Gerardo un poco desilusionado por no tener la rutina diaria con sus hijos se fue rumbo al monte a realizar su faena diaria.
Al poco rato desde la casa se escucharon tres disparos y los pequeños preguntaban a su madre que sería aquello. Ella ya lo sabia, pero tomó a sus hijos y los encerró en la habitación principal, mientras un peón de la finca le dijo que se iba en la dirección de donde venía el sonido para saber que había pasado.
Francisca conocía exactamente lo sucedido. Había contratado a una mujer que tenía tratos con el diablo y alquilaba matones entrenados para acabar con la vida de las personas sin dejar rastro.
Esta mujer cobraba mucho dinero por lo que hacía, y nadie podía comprobarle nada porque después de hacer el trabajo sucio, el matón que iba a pedir su pago quedaba atrapado con sus encantos; luego les daba la cicuta que acababa con sus miserables vidas y ella misma ayudada por los seres de las tinieblas, quemaba los cadáveres y enterraba sus cenizas en el sótano de su enorme casa.
El citado peón encontró el cuerpo sin vida de Gerardo al lado del alambrado, con tres disparos en su cuerpo. Inmediatamente fue a avisar al alguacil del pueblo más cercano y este llegó a la vereda con varios policías armados, y después de recoger el cuerpo del difunto, se lo llevaron al puesto de salud para efectuarle la autopsia.
Los hermanos de Gerardo sospecharon de su esposa porque sabían que andaba en malos pasos.
Más tarde corroboraron su sospecha cuando se enteraron que Francisca no había permitido que los niños ese día acompañaran a su papá como era la costumbre. No tenían forma de acusarla pero prometieron sobre el cadáver de su hermano que vengarían su muerte.
Pasaron los días y hacía mucho calor. Las sementeras, el maíz y el café de la finca de Francisca estaban en todo su esplendor. Ella y su amante esperaban la mejor cosecha.
Esa noche funesta se habían emborrachado, y de pronto empezaron a sentir olor a hierba quemada. Los niños dormían plácidamente, era tarde ya. Ellos se miraron asustados y salieron de su habitación. Las llamas llegaban hasta el cielo. El calor los sofocaba y aterrados se sentaron a llorar cogidos de las manos pues ahí quedaba hecho cenizas el trabajo de un año largo y de muchas manos que habían sembrado todo con esmero y fervor.

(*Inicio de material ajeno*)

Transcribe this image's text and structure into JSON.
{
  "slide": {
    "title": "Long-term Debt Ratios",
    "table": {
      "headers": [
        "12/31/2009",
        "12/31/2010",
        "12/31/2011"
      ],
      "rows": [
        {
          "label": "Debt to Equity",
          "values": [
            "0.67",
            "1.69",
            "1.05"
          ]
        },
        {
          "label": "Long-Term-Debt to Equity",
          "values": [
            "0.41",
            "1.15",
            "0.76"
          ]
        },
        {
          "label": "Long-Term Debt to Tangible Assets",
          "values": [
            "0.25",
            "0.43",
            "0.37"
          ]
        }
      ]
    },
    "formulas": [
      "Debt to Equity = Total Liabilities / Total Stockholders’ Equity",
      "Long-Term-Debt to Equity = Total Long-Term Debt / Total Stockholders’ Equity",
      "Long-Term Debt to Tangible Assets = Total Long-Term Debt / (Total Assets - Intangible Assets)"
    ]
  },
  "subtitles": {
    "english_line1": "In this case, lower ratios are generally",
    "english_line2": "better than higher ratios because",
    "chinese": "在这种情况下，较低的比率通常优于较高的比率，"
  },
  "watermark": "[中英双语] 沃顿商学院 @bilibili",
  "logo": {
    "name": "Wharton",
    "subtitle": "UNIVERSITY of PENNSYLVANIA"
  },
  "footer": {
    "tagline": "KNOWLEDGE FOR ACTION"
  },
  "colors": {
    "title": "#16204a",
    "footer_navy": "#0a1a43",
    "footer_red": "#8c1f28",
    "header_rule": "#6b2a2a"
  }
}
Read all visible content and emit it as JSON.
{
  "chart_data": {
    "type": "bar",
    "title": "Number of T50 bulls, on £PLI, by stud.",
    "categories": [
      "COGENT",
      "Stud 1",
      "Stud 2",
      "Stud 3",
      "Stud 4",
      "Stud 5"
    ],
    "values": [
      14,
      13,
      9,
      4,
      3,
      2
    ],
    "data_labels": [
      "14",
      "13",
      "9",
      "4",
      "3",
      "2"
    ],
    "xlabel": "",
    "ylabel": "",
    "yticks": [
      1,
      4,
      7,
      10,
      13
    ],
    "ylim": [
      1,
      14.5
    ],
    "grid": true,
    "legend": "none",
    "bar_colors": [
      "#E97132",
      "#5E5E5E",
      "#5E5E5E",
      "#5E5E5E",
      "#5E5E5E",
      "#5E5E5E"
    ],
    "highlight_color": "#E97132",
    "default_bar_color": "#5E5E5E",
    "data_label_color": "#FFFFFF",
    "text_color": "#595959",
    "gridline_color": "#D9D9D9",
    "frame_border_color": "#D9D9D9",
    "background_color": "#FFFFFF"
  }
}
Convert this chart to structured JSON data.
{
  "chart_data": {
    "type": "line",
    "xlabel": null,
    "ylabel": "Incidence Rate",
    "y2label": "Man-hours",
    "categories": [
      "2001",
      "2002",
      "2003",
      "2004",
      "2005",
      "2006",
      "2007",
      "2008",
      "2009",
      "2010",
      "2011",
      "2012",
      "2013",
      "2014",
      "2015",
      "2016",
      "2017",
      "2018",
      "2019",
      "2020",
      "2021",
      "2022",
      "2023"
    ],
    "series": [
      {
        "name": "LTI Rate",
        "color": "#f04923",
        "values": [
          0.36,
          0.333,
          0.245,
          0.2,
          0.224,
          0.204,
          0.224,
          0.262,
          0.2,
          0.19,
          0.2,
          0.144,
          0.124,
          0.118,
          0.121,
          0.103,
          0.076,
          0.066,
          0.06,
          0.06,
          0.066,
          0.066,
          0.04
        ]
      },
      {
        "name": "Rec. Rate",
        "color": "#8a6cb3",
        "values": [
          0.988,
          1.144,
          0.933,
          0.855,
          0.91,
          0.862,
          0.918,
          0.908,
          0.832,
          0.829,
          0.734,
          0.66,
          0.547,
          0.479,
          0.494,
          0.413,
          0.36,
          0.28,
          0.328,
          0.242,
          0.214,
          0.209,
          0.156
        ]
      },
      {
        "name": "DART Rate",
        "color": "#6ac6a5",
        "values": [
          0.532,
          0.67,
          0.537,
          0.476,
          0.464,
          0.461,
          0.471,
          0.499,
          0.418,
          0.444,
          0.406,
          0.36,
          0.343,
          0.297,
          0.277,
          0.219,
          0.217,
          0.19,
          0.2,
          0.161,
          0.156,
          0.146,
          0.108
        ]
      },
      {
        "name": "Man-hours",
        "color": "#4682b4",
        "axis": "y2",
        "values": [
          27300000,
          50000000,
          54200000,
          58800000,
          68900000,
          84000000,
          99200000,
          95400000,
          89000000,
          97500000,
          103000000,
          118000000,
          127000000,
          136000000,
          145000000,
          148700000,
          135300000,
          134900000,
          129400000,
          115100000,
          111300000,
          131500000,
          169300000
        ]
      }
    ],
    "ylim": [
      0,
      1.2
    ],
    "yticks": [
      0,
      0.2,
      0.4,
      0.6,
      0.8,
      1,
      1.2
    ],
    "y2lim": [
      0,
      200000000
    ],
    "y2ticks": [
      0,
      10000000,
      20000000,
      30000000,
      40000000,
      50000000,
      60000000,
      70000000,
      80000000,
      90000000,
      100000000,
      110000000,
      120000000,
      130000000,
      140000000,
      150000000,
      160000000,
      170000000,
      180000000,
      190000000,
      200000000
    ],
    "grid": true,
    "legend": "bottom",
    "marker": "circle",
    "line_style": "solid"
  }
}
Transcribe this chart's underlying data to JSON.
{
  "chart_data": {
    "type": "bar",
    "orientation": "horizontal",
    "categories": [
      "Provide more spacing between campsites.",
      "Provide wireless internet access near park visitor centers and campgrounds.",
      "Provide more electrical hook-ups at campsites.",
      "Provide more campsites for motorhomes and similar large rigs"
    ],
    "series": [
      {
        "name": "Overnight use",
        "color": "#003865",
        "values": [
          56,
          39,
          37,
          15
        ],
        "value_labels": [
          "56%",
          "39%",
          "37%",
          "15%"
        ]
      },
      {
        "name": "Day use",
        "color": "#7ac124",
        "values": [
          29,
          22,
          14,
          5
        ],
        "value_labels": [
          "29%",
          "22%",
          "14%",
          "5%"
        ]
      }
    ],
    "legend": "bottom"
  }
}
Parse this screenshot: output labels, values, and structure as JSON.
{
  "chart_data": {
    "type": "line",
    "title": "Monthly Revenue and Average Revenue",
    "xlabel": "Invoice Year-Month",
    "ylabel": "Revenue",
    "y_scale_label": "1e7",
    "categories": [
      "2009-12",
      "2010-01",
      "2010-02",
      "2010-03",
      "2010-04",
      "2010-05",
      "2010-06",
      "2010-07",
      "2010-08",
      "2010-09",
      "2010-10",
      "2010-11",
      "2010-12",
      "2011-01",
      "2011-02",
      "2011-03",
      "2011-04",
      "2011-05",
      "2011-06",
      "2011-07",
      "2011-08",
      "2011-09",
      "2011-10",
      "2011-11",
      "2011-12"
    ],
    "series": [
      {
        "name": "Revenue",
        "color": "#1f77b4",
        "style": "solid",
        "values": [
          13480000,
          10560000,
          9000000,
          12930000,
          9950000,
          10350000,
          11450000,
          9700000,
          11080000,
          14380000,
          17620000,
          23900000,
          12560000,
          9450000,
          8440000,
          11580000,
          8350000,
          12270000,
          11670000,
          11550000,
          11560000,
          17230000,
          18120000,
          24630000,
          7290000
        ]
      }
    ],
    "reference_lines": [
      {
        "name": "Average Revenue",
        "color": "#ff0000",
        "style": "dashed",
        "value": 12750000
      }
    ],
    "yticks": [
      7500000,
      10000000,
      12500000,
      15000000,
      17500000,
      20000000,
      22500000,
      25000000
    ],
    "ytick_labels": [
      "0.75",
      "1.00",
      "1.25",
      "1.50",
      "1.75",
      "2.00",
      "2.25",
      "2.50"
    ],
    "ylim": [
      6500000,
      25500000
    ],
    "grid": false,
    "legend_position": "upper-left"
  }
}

Algo pasó por la cabeza de ella. Recordó lo que los hermanos del fallecido le habían dicho. Se estremeció y su mirada quedó fija en el espacio, sintiendo en su corazón que esa era la venganza por el crimen que había cometido.
Al día siguiente uno de sus cuñados pasó por su casa. Estaba fumando y montado en un hermoso caballo. Se bajó despacio, acomodó la cincha de su animal, saludó cortésmente y le dijo a Francisca mirándola a los ojos: lo siento mucho, el diablo es puerco y devuelve el bien con mal.
Ojala el próximo año tenga más suerte y coseche mejor lo que siembre. Luego despacio también, montó de nuevo su animal y sin mirarla siquiera se alejó del lugar.
Ya no quedaba duda. Esta era la venganza anunciada. Su amante al ver que no quedaba nada para vender, y con temor por su vida, se fue de la finca y de la vida de Francisca para siempre.
Ella sola no podía seguir viviendo allí y se fue a vivir a una hacienda que le había dejado su esposo.